Needs of the Corps my ass, I bring this up because when I went back in I wanted to be an intelligence analyst.  They had made me retake the ASVAB, which I got a perfect score on, and I already had a Top Secret Clearance, so I thought it was a no brainer.  Nope.  I was offered infantry, and only infantry.  So I did what any guy who had a wife and two kids to support would to, I took it.  I later found out they still had over forty openings in the job I wanted.  I can say going infantry was good for me, but at the same time it’s a matter of principle about not getting what I wanted and what they had.

The silver lining was I was offered 0352, anti-armor assaultman.  We shoot big ass missiles at tanks, so that was cool.  The other bonus was that it wasn’t a job that was in a line company.  You know the rifleman you think of when you hear infantry?  Well a Marine Battalion had three companies full of those.  We call them crunchies because that is the sound they make when they get run over by tanks and other big vehicles.  My job was mobile, we were in the weapons company.  Where if you can’t truck it, fuck it.  We put our missile launchers on top of HUMVEEs and drove around being supported by machine gunners.  Plus you needed a Secret clearance.

We were the “smart” grunts.  The ASVAB had a high score of 99.  You only needed a 33 to be a grunt, to be a TOW gunner (our fancy title based on the weapons system we shot) you needed at least a 50, a driver’s license, and not be color blind in addition to the clearance or ability to get one.  The additional down side for me was that even as a Sergeant they made me go through the entry level training with all the boot camp fresh Privates.  That was an experience.  The class was also tougher than I thought it would be, mostly because they crammed so much into three weeks.

The worst was the armor identification.  We had to know over 50 different vehicles not only by their picture, but also heat signature, because our weapon had a cool thermal site that was like a really bad Virtual Boy.  The same colors too, but blurrier.  It was a hoot though.  This was a case where rank did have its privileges.  I mean I basically outranked most of my instructors, but since I was a student they could tell me what to do.  It didn’t much matter, I got to eat with the regular Marines during chow and when the boots (new Marines) were getting thrashed I got to sit back and chill.  I also got to keep my cell phone.

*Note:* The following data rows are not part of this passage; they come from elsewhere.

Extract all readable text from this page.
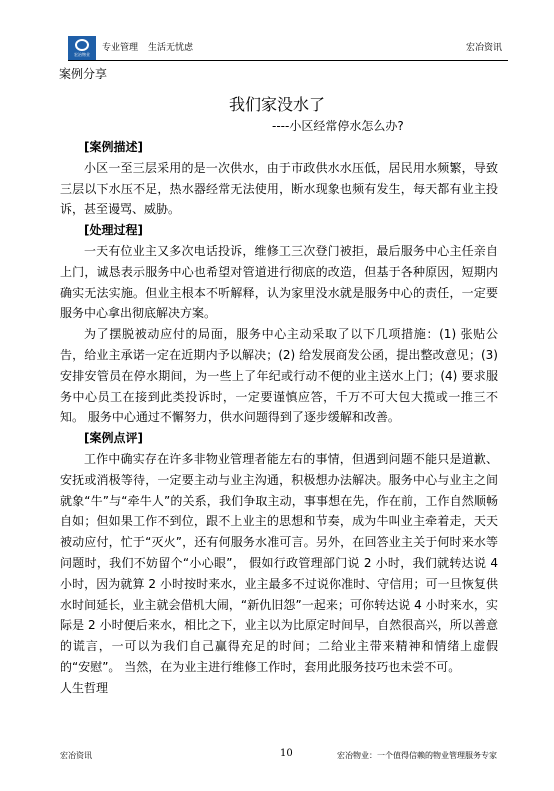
宏冶物业
专业管理 生活无忧虑	宏冶资讯
案例分享
我们家没水了
----小区经常停水怎么办?

[案例描述]

小区一至三层采用的是一次供水，由于市政供水水压低，居民用水频繁，导致三层以下水压不足，热水器经常无法使用，断水现象也频有发生，每天都有业主投诉，甚至谩骂、威胁。

[处理过程]

一天有位业主又多次电话投诉，维修工三次登门被拒，最后服务中心主任亲自上门，诚恳表示服务中心也希望对管道进行彻底的改造，但基于各种原因，短期内确实无法实施。但业主根本不听解释，认为家里没水就是服务中心的责任，一定要服务中心拿出彻底解决方案。

为了摆脱被动应付的局面，服务中心主动采取了以下几项措施：(1) 张贴公告，给业主承诺一定在近期内予以解决；(2) 给发展商发公函，提出整改意见；(3) 安排安管员在停水期间，为一些上了年纪或行动不便的业主送水上门；(4) 要求服务中心员工在接到此类投诉时，一定要谨慎应答，千万不可大包大揽或一推三不知。 服务中心通过不懈努力，供水问题得到了逐步缓解和改善。

[案例点评]

工作中确实存在许多非物业管理者能左右的事情，但遇到问题不能只是道歉、安抚或消极等待，一定要主动与业主沟通，积极想办法解决。服务中心与业主之间就象“牛”与“牵牛人”的关系，我们争取主动，事事想在先，作在前，工作自然顺畅自如；但如果工作不到位，跟不上业主的思想和节奏，成为牛叫业主牵着走，天天被动应付，忙于“灭火”，还有何服务水准可言。另外，在回答业主关于何时来水等问题时，我们不妨留个“小心眼”， 假如行政管理部门说 2 小时，我们就转达说 4 小时，因为就算 2 小时按时来水，业主最多不过说你准时、守信用；可一旦恢复供水时间延长，业主就会借机大闹，“新仇旧怨”一起来；可你转达说 4 小时来水，实际是 2 小时便后来水，相比之下，业主以为比原定时间早，自然很高兴，所以善意的谎言，一可以为我们自己赢得充足的时间；二给业主带来精神和情绪上虚假的“安慰”。 当然，在为业主进行维修工作时，套用此服务技巧也未尝不可。

人生哲理

宏冶资讯	10	宏冶物业：一个值得信赖的物业管理服务专家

When I graduated I did have some words with an instructor or two that were kind of pricks when I was a student.  Once that ended though I got to have my own fun.  Ahh, the uber macho systems that we have.  They can be stress relieving if you know what to do.  Sorry, I got side tracked there, it does have relevance to the main story, which we will now get back too.

I had gone through a lot of shenanigans so far.  Well, I thought after my new job training I could get back to the business of being a Marine.  I wasn’t in bad company, they were so hard up for TOW gunners that I think we had about seven lateral movers in my unit.  So the shit I got for being one didn’t last long once all the others started to show up.  What I did do though, was show my prowess for learning and adapting.  The addition of already having a combat deployment under my belt didn’t hurt either.

Soon I found myself in charge of a team.  Each platoon in the company had six trucks, made up of two three truck teams.  I was moving up the food chain.  There was that one guy though, isn’t there always?  Gunny Vice, we’ll call him.  He was always riding my ass.  Most of us saw him as a giant douche, but I got the brunt of his focus.  Not a good place to be.  I never did find out why, I always assumed he saw me as a dirty retread and thought I lacked the skills to lead Marines.

That all seemed to change though in the Summer of 2005.  We were in California at 29 Stumps, the Marine base where all the fun desert training took place.  It was during a training evolution that simulated IEDs and an ambush that my bosses in the platoon were hit and “killed”, I had to take charge.  At the end of it the Gunny came up to me and said I did a fine job.  That was a good day.  Of course, if something didn’t happen later I wouldn’t even be mentioning this.  On to that part.

We get back to North Carolina and are getting ready to deploy to Fallujah, Iraq for the first time.  Remember early when I said if someone was asked to give up bodies they usually went for who they saw as not their best?  Well, three weeks before we are set to deploy we get a new guy.  He was a reservist that had volunteered to go active for a deployment.  He was active duty and was in the invasion and was also a TOW gunner and a Sergeant.  Well he joined our platoon.  A couple of days later Gunny Vice told me I had been reassigned to Headquarters Company and that the new guy was taking my place.  I guess I didn’t impress him that much in training.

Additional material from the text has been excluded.